With just a week’s notice that the royal visit was to take place, there was a great deal of activity in the run-up such as cleaning, decorating and gardening as well as organising staff rotas and security planning.
“The most challenging part of preparation for the visit was the staffing and setting up the temporary reception. That was a difficult environment for staff to deal with all day because it was cold and cramped. I was most unhappy about that. Overall, we were well prepared for it though,” says Kerry.
Raising mental health awareness
Kerry helped to facilitate the conversation between the Duke of Sussex and the residents. She knows them well and the issues they face in addressing their mental health conditions.
“The Duke of Sussex talked to them about raising mental health awareness; about their journeys; and they were honest about their issues around mental health,” says Kerry. “He asked them where they see themselves in three years’ time. They both said they wanted to have good mental health and be settled.”
Kerry started as the Deputy Housing Manager 13 years ago, and she has been the Housing Manager for eight years. She manages a staff team of 30, comprising housing and benefits officers and housekeeping staff. “On a Monday morning we meet as a management team and we look at how we are going to help each other get things sorted.”
“I’m very much about our service delivery and our residents are our focus. Whether they come to us at 10am, 10pm or at the weekend they should have the same level of service.”

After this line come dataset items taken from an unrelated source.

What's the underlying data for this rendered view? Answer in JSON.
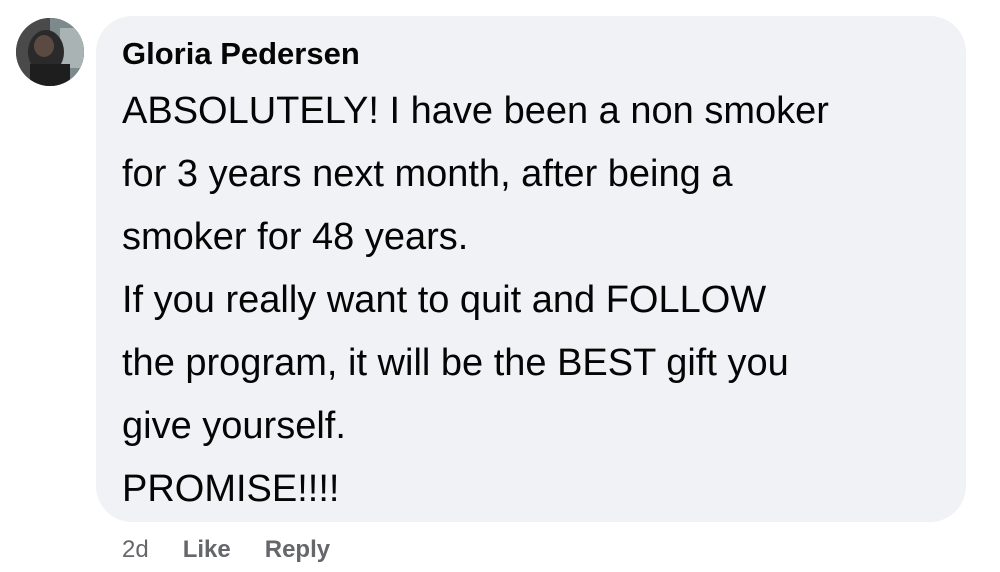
{
  "comment": {
    "author": "Gloria Pedersen",
    "lines": [
      "ABSOLUTELY! I have been a non smoker",
      "for 3 years next month, after being a",
      "smoker for 48 years.",
      "If you really want to quit and FOLLOW",
      "the program, it will be the BEST gift you",
      "give yourself.",
      "PROMISE!!!!"
    ],
    "timestamp": "2d",
    "like_label": "Like",
    "reply_label": "Reply"
  },
  "colors": {
    "bubble_bg": "#f0f2f5",
    "text": "#050505",
    "meta": "#65676b"
  }
}
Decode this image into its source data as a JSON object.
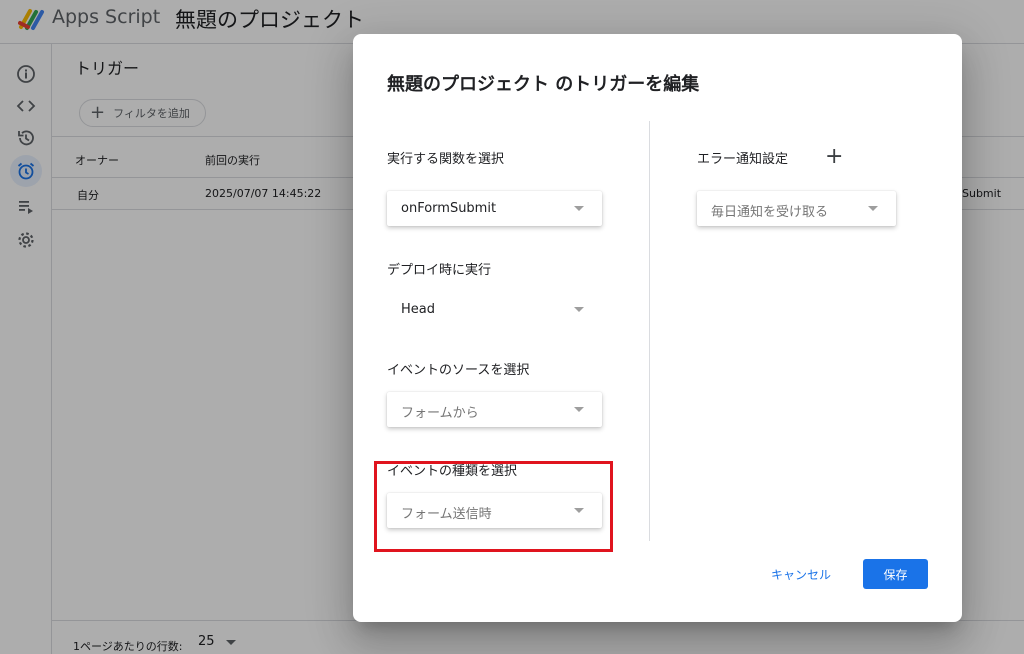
{
  "header": {
    "app_name": "Apps Script",
    "project_name": "無題のプロジェクト"
  },
  "sidebar": {
    "items": [
      {
        "icon": "info-icon"
      },
      {
        "icon": "code-icon"
      },
      {
        "icon": "history-icon"
      },
      {
        "icon": "alarm-clock-icon",
        "active": true
      },
      {
        "icon": "executions-icon"
      },
      {
        "icon": "gear-icon"
      }
    ]
  },
  "triggers_page": {
    "title": "トリガー",
    "filter_label": "フィルタを追加",
    "columns": [
      "オーナー",
      "前回の実行"
    ],
    "rows": [
      {
        "owner": "自分",
        "last_run": "2025/07/07 14:45:22",
        "function_partial": "Submit"
      }
    ],
    "rows_per_page_label": "1ページあたりの行数:",
    "rows_per_page_value": "25"
  },
  "dialog": {
    "title": "無題のプロジェクト のトリガーを編集",
    "function_label": "実行する関数を選択",
    "function_value": "onFormSubmit",
    "deployment_label": "デプロイ時に実行",
    "deployment_value": "Head",
    "event_source_label": "イベントのソースを選択",
    "event_source_value": "フォームから",
    "event_type_label": "イベントの種類を選択",
    "event_type_value": "フォーム送信時",
    "error_label": "エラー通知設定",
    "error_value": "毎日通知を受け取る",
    "cancel_label": "キャンセル",
    "save_label": "保存"
  },
  "colors": {
    "accent": "#1a73e8",
    "highlight": "#e0141e"
  }
}
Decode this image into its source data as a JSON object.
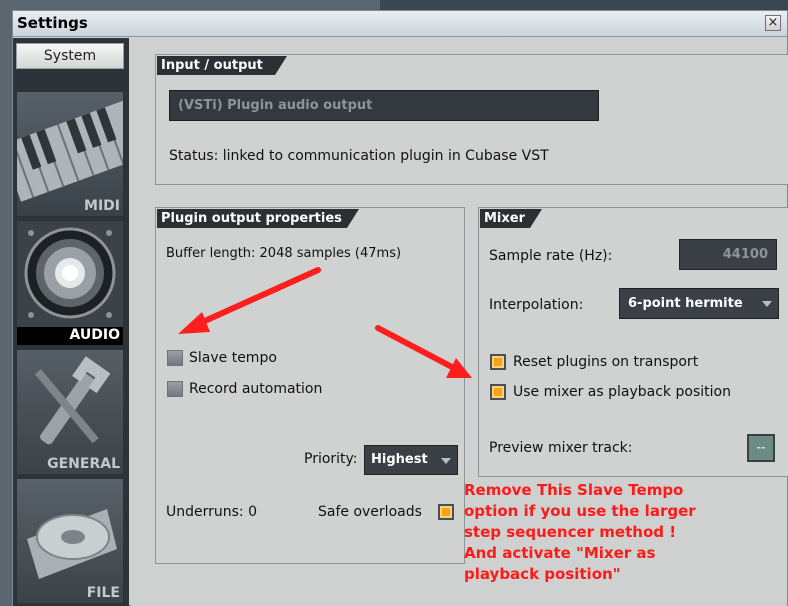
{
  "window": {
    "title": "Settings",
    "close_glyph": "×"
  },
  "sidebar": {
    "system_tab": "System",
    "items": [
      {
        "label": "MIDI",
        "icon": "keyboard-icon",
        "active": false
      },
      {
        "label": "AUDIO",
        "icon": "speaker-icon",
        "active": true
      },
      {
        "label": "GENERAL",
        "icon": "wrench-icon",
        "active": false
      },
      {
        "label": "FILE",
        "icon": "disc-icon",
        "active": false
      }
    ]
  },
  "input_output": {
    "header": "Input / output",
    "device": "(VSTi) Plugin audio output",
    "status": "Status: linked to communication plugin in Cubase VST"
  },
  "plugin_output": {
    "header": "Plugin output properties",
    "buffer": "Buffer length: 2048 samples (47ms)",
    "slave_tempo": {
      "label": "Slave tempo",
      "checked": false
    },
    "record_automation": {
      "label": "Record automation",
      "checked": false
    },
    "priority_label": "Priority:",
    "priority_value": "Highest",
    "underruns": "Underruns: 0",
    "safe_overloads": {
      "label": "Safe overloads",
      "checked": true
    }
  },
  "mixer": {
    "header": "Mixer",
    "sample_rate_label": "Sample rate (Hz):",
    "sample_rate_value": "44100",
    "interpolation_label": "Interpolation:",
    "interpolation_value": "6-point hermite",
    "reset_plugins": {
      "label": "Reset plugins on transport",
      "checked": true
    },
    "mixer_playback": {
      "label": "Use mixer as playback position",
      "checked": true
    },
    "preview_label": "Preview mixer track:",
    "preview_value": "--"
  },
  "annotation": {
    "lines": [
      "Remove This Slave Tempo",
      "option if you use the larger",
      "step sequencer method !",
      "And activate \"Mixer as",
      "playback position\""
    ],
    "color": "#ff1a1a"
  },
  "colors": {
    "accent_checkbox": "#f5a11d",
    "panel_header": "#2b3035",
    "sidebar": "#2c343a"
  }
}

Local authority funding cuts have seriously impacted the provision of mental health care in Ealing borough. It means that residents have to meet an extremely high criteria to access care.
“I feel really strongly about it,” says Kerry. “I explained to the Duke of Sussex that the criteria to access services is so high that we’ve got to wait for someone to smash up the building or their neighbour before we can have an assessment for a resident.
“We have a young resident here who is sadly deteriorating and becoming increasingly delusional, but because he doesn’t present with a serious issue, we can’t access help for him. I don’t want him to be arrested and sectioned; I want to help him in a controlled and managed way, because he really does need help.”
Kerry explains that managing staff is the most challenging aspect of her job but that the most rewarding is seeing residents back on their feet.
“I had to evict this guy seven years ago and I saw him recently in Ealing. He said that the eviction was the best thing that ever happened to him. He told me: ‘It was the kick I needed. I went back to college, got a job, got married and had kids.’ That makes me happy and I have more of those kind of stories than the bad ones. And that’s what gets me through. It’s the best job ever.”